His research is recognized by prestigious honors, including the Research on Socially and Economically Underrepresented Populations Award (RISE-UP) from the Association for Psychological Science and a 2018 Best Article Award for his collaborative publication, "Black and Belonging at School: A Case for Interpersonal, Instructional, and Institutional Opportunity Structures," in Educational Psychologist.
Gray has been establishing a national presence for his research, mentoring and outreach activities. To date he has secured more than $2.5 million in federally funded research grants as principal investigator or co-principal investigator. The overarching aim of his grant-funded community work is to amplify the voices of young people and support their motivation to achieve for the sake of racial progress and social uplift.

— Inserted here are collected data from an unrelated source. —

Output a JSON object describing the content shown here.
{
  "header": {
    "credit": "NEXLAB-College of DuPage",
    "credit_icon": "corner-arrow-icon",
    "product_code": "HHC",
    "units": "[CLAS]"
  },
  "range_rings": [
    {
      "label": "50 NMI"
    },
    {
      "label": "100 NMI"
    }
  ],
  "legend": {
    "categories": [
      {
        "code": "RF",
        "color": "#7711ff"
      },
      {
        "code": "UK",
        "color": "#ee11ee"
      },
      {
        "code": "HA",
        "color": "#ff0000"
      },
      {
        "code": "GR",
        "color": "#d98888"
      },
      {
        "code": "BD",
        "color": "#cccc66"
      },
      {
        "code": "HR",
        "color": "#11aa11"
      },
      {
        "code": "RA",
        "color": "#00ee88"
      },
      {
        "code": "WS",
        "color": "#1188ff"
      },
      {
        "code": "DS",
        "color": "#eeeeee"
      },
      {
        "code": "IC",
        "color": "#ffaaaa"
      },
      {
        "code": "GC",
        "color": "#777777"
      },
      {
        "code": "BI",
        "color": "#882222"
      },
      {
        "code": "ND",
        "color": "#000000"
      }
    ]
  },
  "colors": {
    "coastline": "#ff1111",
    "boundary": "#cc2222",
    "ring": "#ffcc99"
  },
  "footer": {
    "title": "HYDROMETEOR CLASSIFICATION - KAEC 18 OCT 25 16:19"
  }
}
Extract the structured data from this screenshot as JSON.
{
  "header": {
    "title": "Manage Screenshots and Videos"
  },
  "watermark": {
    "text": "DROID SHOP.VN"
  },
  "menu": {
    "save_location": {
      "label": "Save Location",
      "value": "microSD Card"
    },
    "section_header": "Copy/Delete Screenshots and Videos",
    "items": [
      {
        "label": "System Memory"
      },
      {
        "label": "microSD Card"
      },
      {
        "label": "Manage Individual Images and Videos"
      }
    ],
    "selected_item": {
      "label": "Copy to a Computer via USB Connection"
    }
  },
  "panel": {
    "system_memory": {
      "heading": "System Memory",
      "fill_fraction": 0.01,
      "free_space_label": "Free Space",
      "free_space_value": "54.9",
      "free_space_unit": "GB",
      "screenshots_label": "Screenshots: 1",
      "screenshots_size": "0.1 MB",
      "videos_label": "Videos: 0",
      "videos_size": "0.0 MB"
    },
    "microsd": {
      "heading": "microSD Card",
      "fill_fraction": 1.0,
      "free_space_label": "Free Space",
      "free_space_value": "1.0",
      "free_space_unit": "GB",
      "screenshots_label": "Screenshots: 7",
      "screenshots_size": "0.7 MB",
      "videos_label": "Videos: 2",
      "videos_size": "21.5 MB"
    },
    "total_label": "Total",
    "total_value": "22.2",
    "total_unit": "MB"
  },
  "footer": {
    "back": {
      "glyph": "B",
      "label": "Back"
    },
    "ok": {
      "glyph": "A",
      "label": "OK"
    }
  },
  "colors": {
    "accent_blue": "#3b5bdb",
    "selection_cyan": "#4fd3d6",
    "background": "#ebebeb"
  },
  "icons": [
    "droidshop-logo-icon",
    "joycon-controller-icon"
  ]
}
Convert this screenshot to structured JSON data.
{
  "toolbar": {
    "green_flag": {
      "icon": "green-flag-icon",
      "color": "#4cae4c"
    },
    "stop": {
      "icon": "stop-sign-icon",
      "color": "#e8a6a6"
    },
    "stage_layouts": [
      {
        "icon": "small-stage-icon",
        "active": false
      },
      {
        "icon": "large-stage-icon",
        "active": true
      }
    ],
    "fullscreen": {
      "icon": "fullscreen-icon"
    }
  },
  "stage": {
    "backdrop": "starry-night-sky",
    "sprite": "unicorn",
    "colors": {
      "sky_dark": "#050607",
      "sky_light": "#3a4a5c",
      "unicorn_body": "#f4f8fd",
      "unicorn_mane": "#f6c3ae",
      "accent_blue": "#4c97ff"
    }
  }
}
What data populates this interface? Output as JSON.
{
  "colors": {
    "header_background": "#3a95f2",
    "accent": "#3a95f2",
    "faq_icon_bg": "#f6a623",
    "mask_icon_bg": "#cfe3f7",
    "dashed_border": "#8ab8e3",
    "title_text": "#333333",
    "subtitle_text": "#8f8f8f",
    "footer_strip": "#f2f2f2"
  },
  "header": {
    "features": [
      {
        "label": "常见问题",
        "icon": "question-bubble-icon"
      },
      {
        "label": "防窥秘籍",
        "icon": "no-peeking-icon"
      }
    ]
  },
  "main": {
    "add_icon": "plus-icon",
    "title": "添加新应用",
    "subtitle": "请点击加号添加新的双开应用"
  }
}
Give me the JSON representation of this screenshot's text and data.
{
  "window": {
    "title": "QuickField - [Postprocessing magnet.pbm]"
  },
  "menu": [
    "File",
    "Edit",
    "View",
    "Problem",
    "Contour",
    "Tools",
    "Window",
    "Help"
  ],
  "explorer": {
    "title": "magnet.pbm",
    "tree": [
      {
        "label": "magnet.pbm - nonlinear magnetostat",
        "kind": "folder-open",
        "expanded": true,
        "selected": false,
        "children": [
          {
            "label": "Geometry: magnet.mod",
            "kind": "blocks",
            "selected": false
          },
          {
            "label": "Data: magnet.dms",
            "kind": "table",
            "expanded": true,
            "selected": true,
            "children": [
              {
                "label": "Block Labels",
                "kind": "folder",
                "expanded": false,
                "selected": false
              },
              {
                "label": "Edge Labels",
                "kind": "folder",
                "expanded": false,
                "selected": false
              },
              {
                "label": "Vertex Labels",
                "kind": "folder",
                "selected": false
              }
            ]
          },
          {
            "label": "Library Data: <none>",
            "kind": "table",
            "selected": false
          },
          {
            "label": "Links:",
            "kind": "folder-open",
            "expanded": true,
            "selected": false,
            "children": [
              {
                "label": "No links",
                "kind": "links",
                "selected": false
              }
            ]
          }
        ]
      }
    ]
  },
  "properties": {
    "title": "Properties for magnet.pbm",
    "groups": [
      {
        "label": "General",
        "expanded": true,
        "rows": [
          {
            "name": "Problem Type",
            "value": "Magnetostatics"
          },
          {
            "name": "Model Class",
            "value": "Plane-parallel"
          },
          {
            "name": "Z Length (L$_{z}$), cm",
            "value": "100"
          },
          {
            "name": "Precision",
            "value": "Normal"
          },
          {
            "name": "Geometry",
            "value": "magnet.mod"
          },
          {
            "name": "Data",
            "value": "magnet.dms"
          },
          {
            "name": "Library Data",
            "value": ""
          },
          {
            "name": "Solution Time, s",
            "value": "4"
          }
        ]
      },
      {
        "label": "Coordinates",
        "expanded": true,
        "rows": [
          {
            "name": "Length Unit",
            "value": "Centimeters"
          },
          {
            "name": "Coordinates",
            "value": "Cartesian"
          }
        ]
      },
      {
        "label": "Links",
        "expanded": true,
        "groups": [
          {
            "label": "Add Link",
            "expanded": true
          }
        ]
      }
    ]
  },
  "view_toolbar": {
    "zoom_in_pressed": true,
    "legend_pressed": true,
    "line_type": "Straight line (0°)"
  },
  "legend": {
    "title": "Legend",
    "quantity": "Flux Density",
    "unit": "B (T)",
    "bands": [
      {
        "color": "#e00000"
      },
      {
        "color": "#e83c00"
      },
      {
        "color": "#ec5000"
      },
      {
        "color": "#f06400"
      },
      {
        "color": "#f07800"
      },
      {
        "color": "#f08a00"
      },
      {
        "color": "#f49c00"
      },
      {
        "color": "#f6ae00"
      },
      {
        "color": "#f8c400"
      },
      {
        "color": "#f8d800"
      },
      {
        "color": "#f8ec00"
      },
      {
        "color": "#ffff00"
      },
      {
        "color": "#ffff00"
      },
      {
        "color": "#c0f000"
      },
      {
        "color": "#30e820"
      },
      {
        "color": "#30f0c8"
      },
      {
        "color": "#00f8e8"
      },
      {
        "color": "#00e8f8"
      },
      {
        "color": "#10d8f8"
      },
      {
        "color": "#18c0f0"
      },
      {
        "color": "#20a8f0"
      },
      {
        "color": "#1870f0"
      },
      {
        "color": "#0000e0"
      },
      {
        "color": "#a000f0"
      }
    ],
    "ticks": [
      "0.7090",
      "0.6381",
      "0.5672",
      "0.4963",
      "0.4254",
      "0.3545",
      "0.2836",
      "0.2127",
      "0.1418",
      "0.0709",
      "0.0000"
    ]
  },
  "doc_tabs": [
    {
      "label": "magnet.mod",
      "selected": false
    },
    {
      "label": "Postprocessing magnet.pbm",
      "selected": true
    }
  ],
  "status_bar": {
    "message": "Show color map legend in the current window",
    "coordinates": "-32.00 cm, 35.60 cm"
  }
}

For Gray and his team, centering community engagement has resulted in several (intended and unintended) impacts for both his partnering schools in Durham, NC, including:
- Developing new equity-focused methodological approaches for assessing belonging-centered instructional practices
- Developing a graduate recruitment pipeline of equity-focused graduate students who were attracted to our community-engaged activities and who have chosen to support their same school district as community-engaged scholars while pursuing doctoral degrees
Black Enterprise featured Gray as one of 100 men of color who are "living up to a standard of excellence and using their talents and influence in their respective industries to shift the perception of men of color to create and encourage a positive narrative."
Most recently, he received the Change Agent Award of Appreciation from St. Augustine’s University in Raleigh, NC, for his community-engaged scholarship in predominantly Black K-12 schools. He recently served as a Scholar in Residence in the College of Education, Michigan State University. He earned his Bachelor of Arts in Interdisciplinary Studies from the University of Maryland-Baltimore County.